The balanced scorecard encompasses four major parts: financial perspective, customer perspective, internal business processes, and learning and growth. These components are needed to provide a holistic view of organizational performance, aligning strategic objectives across different areas. Performance measurement in global logistics becomes more complex due to diverse regulations, cultural differences, and logistical challenges such as longer lead times and coordination difficulties. These factors complicate data collection and consistent performance evaluation across different regions.

References

- Kaplan, R. S., & Norton, D. P. (1996). The Balanced Scorecard: Translating Strategy into Action. Harvard Business Review Press.

- Nahmias, S. (2013). Production and Operations Analysis (7th ed.). McGraw-Hill Education.

- Chopra, S., & Meindl, P. (2016). Supply Chain Management: Strategy, Planning, and Operation (6th ed.). Pearson.

- Heizer, J., Render, B., & Munson, C. (2017). Operations Management (12th ed.). Pearson.

- Gunasekaran, A., & Ngai, E. W. T. (2004). Information systems in supply chain integration and management. European Journal of Operational Research, 159(2), 269-295.

- Christopher, M. (2016). Logistics & Supply Chain Management (5th ed.). Pearson.
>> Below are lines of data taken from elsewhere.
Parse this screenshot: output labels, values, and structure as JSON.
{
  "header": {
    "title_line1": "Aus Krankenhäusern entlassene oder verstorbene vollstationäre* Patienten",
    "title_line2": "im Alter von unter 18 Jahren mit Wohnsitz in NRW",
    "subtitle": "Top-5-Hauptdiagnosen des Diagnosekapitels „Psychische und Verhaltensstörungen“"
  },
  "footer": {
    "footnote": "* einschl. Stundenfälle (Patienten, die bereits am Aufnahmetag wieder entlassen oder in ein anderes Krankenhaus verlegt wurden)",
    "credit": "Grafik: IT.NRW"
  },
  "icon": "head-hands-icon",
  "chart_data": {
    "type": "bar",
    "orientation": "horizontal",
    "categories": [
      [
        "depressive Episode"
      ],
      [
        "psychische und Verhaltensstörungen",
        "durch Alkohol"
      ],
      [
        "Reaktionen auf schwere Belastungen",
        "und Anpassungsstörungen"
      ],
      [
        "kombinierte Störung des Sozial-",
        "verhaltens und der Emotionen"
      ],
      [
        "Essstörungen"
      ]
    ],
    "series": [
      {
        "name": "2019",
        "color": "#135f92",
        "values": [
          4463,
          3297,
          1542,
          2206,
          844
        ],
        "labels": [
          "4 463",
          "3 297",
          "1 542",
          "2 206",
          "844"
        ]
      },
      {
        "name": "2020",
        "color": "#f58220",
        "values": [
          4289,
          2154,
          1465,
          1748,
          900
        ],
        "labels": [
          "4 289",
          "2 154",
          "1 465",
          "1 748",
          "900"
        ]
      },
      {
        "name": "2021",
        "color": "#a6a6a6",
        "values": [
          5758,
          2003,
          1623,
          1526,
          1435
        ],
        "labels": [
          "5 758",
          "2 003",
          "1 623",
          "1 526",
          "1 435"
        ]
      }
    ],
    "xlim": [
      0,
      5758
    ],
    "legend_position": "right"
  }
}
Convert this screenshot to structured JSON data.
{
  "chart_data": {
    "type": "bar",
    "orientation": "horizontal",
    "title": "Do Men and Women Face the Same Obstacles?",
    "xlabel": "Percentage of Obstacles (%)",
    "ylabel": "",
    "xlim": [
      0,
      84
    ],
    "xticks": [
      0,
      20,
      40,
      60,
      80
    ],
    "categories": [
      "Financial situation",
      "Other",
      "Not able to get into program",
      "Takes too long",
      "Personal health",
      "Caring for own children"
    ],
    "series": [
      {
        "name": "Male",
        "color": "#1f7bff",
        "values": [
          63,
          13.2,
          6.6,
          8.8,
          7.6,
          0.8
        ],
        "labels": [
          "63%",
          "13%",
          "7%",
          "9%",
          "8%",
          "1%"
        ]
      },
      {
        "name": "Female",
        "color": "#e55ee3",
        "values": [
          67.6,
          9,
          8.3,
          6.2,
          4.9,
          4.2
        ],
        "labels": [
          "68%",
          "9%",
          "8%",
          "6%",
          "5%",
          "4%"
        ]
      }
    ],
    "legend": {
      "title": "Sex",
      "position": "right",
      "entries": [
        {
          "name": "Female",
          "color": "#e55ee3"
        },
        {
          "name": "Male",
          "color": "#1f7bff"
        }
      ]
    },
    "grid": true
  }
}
- Slack, N., Chung, S. H., & Sharma, R. (2010). Operations Management (6th ed.). Pearson.

- Evans, J. R., & Lindsay, W. M. (2014). An Introduction to Six Sigma and Process Improvement (2nd ed.). Cengage Learning.

- Wisner, J. D., Tan, K. C., & Leong, G. K. (2012). Principles of Supply Chain Management (2nd ed.). Cengage Learning.

- Manuj, I., & Mentzer, J. T. (2008). Global supply chain risk management strategies. International Journal of Physical Distribution & Logistics Management, 38(3), 192-223.